You are a mathematical underwater salvage expert. A pirate's trunk filled with millions of dollars worth of jewels is buried in the sand on a flat part of the deep ocean floor. Your client has dropped sensors in the area to try to locate the trunk. The sensors can be dropped to a precise location, but their reports of distance to the treasure trunk are accurate only to within 10 percent.
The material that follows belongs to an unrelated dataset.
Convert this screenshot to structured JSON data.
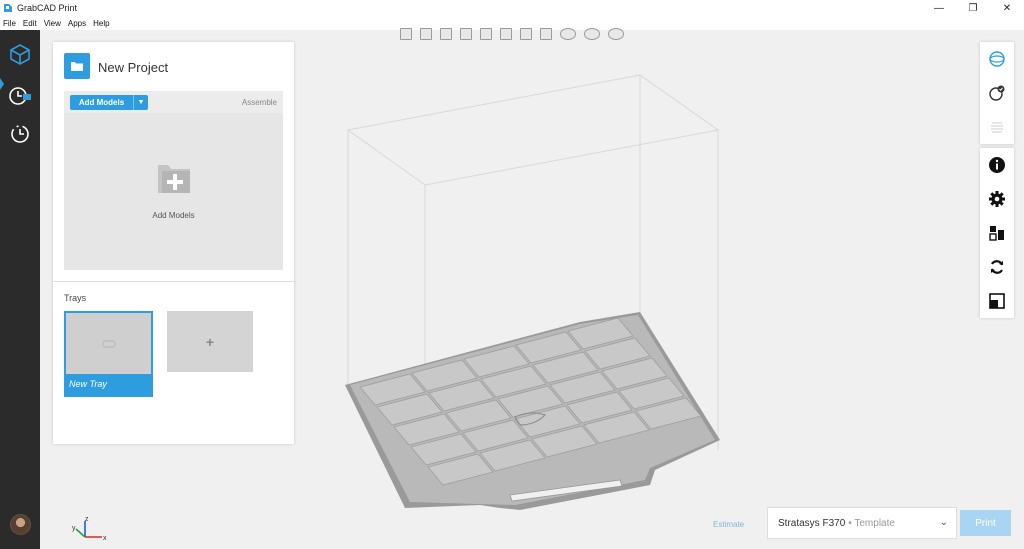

The first sensor reports the treasure to be at a distance of 450 meters (so the real distance from that sensor falls between 405 meters and 495 meters). A second sensor reports the treasure to be at 350 meters (real distance is between 315 meters and 385 meters). Because your suspicious client doesn't want you to hire your own ship and possibly grab the treasure, he tells you only relative positions of the sensors. Specifically, he tells you the first sensor is at position (0,0) and the second is at position (300, 400).

Warm Up:
If the sensor estimates of distance to the treasure were precisely correct (no plus or minus 10 percent), how could you use one more sensor to find the exact position of the treasure?

Solution to Warm Up:
Draw a circle of radius 450 around (0,0) and another circle of radius 350 around (300, 400). The two circles meet at two points, as you can see in this figure.

A slightly involved algebraic solution tells you that the intersection points are at the coordinates (-46.75, 447.56) and (442.75, 80.44).

All you need do is drop a sensor at one of those intersection points. If the treasure isn't there, it's at the other one.

End of Warm Up:
Unfortunately, as noted, the distance between the sensors and the treasure is accurate only to within 10 percent. Fortunately, your client gives you two more sensors (that is, a third and fourth). The only catch is that these two new sensors, which have the same 10 percent accuracy as the first ones, must be dropped simultaneously. Given those constraints, can you fix the treasure's position to within a single rectangular plot whose area is well under 5,000 square meters? How about under 2,000 square meters?

Hint: Use the fact that the first two sensors, even with their inaccuracies, limit the search to two nearly rectangular areas 70 meters long and 90 meters wide. Those plots are centered at the points of exact intersection: (-46.75, 447.56) and (442.75, 80.44).